Teething Products Could be Deadly to Infants, FDA Claims

Anyone who has children knows that teething is a normal part of childhood.  While it can cause irritability, fussiness, fevers and some pain in a child, it is usually not dangerous and will pass with time.  According to a recent study by the FDA (Food and Drug Administration), homeopathic remedies should not be used on teething children.  Some examples of these homeopathic remedies are, teething tablets, prescription medicines or over-the-counter (OTC) medicines.

The most common active ingredient in OTC pain medicines for oral pain is Benzocaine, which is a local anesthetic.  Benzocaine can be found in products such as, Baby Orajel, Anbesol, Chloraseptic, Cepacol, Orabase, Orajel and Topex.  These are not good teething products for a baby’s gums because they can wash out of their mouth within minutes.  Furthermore, they can be dangerous.

 

The use of products that contain benzocaine can lead to a serious- and sometimes fatal- condition called methemoglobinemia which is where the oxygen-carrying capacity of red blood cells is greatly diminished.  Due to this, the FDA is warning parents to not use any products with benzocaine on their teething children.

 

What Can be Done For Teething Children

The average age a child starts teething is between 4 to 7 months, and they should have a total of about 20 “baby teeth” by age 3.

Some occasional symptoms of teething often include, mild irritability, a low-level fever, drooling and an urge to chew on hard objects, according to the American Academy of Pediatrics (AAP).

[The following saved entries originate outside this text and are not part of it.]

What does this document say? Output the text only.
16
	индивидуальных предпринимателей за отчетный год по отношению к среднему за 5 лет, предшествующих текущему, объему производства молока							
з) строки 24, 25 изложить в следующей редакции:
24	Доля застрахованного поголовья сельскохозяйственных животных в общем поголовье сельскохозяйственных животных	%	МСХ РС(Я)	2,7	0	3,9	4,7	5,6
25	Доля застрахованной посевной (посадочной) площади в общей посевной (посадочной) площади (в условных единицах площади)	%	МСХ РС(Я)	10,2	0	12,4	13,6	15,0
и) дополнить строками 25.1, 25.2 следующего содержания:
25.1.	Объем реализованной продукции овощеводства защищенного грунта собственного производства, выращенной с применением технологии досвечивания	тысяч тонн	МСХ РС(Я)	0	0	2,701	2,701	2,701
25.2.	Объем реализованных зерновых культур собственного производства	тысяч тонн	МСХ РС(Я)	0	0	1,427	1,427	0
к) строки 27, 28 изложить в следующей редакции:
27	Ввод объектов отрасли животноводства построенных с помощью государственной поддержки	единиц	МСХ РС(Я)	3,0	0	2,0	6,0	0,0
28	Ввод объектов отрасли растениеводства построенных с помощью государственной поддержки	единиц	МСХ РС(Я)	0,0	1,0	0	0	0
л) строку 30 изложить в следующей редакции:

Teething often happens during a time of a lot of change in a baby’s life, because of this it is often wrongly blamed for congestion, coughing, vomiting, diarrhea and irregular sleep patterns.  The best way to treat sore gums due to teething is naturally, so if your child’s gums are sore and tender these are two things you can do to help alleviate some of the discomfort:

  • gently rub or massage their gums with a (clean) finger
  • give your child a safe teething ring made of very firm rubber to chew on

As always, watch your child closely when they are chewing on a teething ring in case some pieces break off.  Also make sure the teething ring or toy is not frozen, while this may feel good on their gums temporarily it can actually hurt their gums if the object is too hard.  Chilled in the refrigerator is acceptable however.

 

Avoid Teething Medications

When you have a fussy, irritable baby as a parent, grandparent or caregiver you may be tempted to rub teething creams and gels on your baby’s gums to help with pain and to help soothe.  However, the FDA strongly advises against rubbing any kind of topical medication, including OTC creams and gels, on your child’s gums, simply because they offer little to no benefit and rarely really assist in helping your child’s gums.

 

Not Just Children Are at Risk

Adults can actually be affected by methemoglobinemia as well as infants.  All too often adults use OTC numbing creams and gels on their teeth and gums as well.  Doctors and dentists will use sprays containing benzocaine to numb mucous membranes of the mouth and throat or to suppress the gag reflex during medical and surgical procedures.  However, using benzocaine sprays for these practices is not regulated by the FDA.

 

Always try to read labels and warnings and use caution with OTC medications, especially in small children.  Their health and safety is always of importance, as is yours!